We can’t afford to wait for Rio+40
By Daniela Diz, Consultant, Conservation Approaches Specialist, WWF-Canada
Twenty years ago, the world was a better place. During the Earth Summit in 1992, Canada was perceived as a progressive country, embracing a strong environmental agenda based on the principle of sustainable development under which “environmental protection shall constitute an integral part of the development process and cannot be considered in isolation from it” (Rio Declaration, Principle 4).
Unfortunately, this does not seem to be the case anymore.
Oceans are one of the critical issues at this week’s United Nations Conference on Sustainable Development (UNCSD or Rio+20); Rio+20 is also a real opportunity to launch a negotiation process for a new implementing agreement to the United Nations Convention on the Law of the Sea (UNCLOS), seen as a key element for the conservation and sustainable use of marine biodiversity in areas beyond national jurisdiction. Areas beyond national jurisdiction comprise about 70% of the world’s oceans and due to increasing human pressure, biodiversity components and ecosystems’ health are rapidly declining. Humans depend on the health of those ecosystems and their biodiversity components to survive.

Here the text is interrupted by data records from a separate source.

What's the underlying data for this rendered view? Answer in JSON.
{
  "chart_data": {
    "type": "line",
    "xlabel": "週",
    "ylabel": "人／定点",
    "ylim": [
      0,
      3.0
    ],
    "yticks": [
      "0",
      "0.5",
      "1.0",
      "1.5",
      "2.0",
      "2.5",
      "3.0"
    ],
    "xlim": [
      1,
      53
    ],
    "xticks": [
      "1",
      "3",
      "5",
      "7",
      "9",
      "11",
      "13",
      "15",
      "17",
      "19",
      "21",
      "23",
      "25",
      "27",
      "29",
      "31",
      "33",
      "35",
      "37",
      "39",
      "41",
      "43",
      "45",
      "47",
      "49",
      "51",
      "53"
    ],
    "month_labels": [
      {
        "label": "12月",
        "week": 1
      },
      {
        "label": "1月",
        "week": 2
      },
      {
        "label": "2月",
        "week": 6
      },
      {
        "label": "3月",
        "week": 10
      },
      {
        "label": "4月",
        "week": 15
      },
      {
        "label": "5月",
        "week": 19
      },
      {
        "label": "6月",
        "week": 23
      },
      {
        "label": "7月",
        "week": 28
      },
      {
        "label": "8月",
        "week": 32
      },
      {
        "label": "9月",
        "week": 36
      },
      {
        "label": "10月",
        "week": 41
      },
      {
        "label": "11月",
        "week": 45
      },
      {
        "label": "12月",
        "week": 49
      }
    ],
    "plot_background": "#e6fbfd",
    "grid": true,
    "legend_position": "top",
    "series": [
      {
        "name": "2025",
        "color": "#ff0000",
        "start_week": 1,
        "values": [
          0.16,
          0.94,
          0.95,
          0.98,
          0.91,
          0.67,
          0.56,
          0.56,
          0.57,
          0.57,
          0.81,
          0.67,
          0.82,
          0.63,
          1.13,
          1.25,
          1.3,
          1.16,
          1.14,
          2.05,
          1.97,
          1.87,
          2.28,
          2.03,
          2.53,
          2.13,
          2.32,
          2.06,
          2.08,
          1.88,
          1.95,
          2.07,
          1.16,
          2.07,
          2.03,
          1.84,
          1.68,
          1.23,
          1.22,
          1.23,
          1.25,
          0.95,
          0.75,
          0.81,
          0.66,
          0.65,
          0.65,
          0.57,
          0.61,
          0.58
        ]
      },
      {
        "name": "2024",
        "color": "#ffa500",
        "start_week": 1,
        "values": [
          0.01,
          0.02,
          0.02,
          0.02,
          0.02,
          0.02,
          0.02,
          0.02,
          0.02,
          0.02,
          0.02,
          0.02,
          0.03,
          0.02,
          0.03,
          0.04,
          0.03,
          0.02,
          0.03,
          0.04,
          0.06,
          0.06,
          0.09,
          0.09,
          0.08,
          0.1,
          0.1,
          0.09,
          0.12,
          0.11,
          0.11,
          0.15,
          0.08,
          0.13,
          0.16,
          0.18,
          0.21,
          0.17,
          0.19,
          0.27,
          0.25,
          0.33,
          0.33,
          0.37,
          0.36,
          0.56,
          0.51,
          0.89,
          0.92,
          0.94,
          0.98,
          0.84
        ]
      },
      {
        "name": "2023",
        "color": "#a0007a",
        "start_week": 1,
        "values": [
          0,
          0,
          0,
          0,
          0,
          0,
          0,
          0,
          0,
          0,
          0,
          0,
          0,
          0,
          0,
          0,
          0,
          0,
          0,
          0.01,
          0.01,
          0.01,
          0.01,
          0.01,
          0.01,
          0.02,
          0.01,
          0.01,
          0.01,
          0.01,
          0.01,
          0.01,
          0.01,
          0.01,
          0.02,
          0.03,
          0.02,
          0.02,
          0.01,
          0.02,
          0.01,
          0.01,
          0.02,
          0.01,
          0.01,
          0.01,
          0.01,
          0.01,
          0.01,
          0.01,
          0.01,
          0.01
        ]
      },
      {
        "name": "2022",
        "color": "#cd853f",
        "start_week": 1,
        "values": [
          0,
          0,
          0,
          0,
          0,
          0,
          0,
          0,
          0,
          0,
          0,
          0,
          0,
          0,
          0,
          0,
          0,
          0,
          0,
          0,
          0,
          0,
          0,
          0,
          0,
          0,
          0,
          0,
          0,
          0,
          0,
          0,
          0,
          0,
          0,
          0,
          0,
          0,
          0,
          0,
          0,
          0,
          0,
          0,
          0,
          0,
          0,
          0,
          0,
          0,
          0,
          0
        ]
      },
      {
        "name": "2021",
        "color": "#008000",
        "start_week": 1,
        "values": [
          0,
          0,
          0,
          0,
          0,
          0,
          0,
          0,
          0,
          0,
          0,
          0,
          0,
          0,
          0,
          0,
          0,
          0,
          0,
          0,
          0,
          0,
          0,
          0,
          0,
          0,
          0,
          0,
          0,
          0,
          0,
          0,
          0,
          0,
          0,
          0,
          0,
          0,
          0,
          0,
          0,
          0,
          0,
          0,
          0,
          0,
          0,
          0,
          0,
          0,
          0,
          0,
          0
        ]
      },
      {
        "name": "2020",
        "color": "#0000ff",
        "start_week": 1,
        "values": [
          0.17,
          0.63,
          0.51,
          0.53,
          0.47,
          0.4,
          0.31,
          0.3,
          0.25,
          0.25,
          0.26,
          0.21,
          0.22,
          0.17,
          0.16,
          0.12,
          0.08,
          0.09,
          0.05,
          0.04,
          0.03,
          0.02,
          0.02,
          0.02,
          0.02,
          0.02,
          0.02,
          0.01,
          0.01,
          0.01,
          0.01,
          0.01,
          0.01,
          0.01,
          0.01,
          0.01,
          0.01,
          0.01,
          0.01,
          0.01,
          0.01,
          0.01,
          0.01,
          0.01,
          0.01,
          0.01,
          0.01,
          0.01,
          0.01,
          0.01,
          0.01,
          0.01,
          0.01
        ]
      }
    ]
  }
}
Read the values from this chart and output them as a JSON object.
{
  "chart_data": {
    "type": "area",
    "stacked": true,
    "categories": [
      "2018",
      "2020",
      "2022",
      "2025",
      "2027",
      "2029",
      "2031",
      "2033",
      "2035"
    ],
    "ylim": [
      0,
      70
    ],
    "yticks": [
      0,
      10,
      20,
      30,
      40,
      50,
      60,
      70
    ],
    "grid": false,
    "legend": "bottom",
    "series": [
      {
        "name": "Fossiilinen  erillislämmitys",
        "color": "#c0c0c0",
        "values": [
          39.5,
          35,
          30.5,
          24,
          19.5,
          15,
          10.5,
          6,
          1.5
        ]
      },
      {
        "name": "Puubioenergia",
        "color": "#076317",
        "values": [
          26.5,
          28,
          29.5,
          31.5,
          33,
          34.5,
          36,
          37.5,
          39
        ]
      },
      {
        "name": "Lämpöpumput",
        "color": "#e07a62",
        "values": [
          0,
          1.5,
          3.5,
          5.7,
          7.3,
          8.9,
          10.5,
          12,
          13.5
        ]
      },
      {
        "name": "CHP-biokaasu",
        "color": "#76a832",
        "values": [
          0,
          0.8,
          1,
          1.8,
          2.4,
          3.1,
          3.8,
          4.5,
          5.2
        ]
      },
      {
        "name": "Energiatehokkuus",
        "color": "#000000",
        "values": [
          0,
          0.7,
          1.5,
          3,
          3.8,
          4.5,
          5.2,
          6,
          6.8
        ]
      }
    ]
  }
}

Most of the world, including G77 and China, as well as the European Union, supports a strong commitment to the negotiations of this implementing agreement. However, Canada is one of only a handful of countries (e.g. the US, Russia and Japan) who oppose such a commitment to be reached in Rio this week. Such an agreement would deal with remaining gaps and fragmentation of the current oceans governance regime in areas beyond national jurisdiction, which hinders sound implementation of area based tools agreed 20 years ago or more, such as high seas marine protected areas and environmental impact assessments. The implementing agreement would also deal with unresolved issues related to access and benefit sharing of marine genetic resources in those areas, as this is an intrinsic issue related to sustainable development.

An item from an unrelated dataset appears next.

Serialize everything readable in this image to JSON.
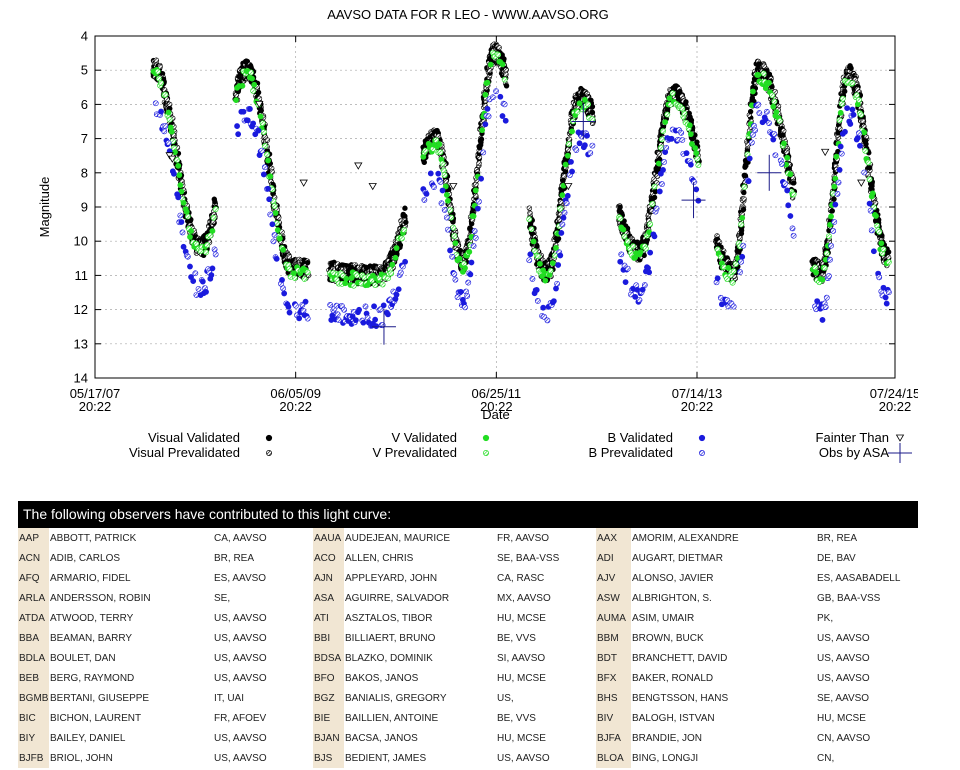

WWF is a member of the High Seas Alliance, a coalition of up to 28 organizations that represent civil society worldwide. The High Seas Alliance strongly supports “efforts to close existing legal gaps and enhance current ocean management so that it provides a more integrated, equitable and accountable framework. Without the legal framework in place to ensure that marine areas beyond national jurisdiction are effectively protected, the ocean – Earth’s life support system – will face continued degradation and unsustainable exploitation, jeopardizing the ocean’s potential to provide essential ecosystem services for current and future generations.”
Under UNCLOS, State-Parties, including Canada, still have the obligation to cooperate on the conservation of living resources of the high seas and on the protection and preservation of the marine environment. When most of the world is calling for the negotiations of such an implementing agreement, Canada should be expected to, at least, comply with its obligation to cooperate under international law and be a team player, after all, this is our natural wealth.
And we can’t afford to wait for Rio+40.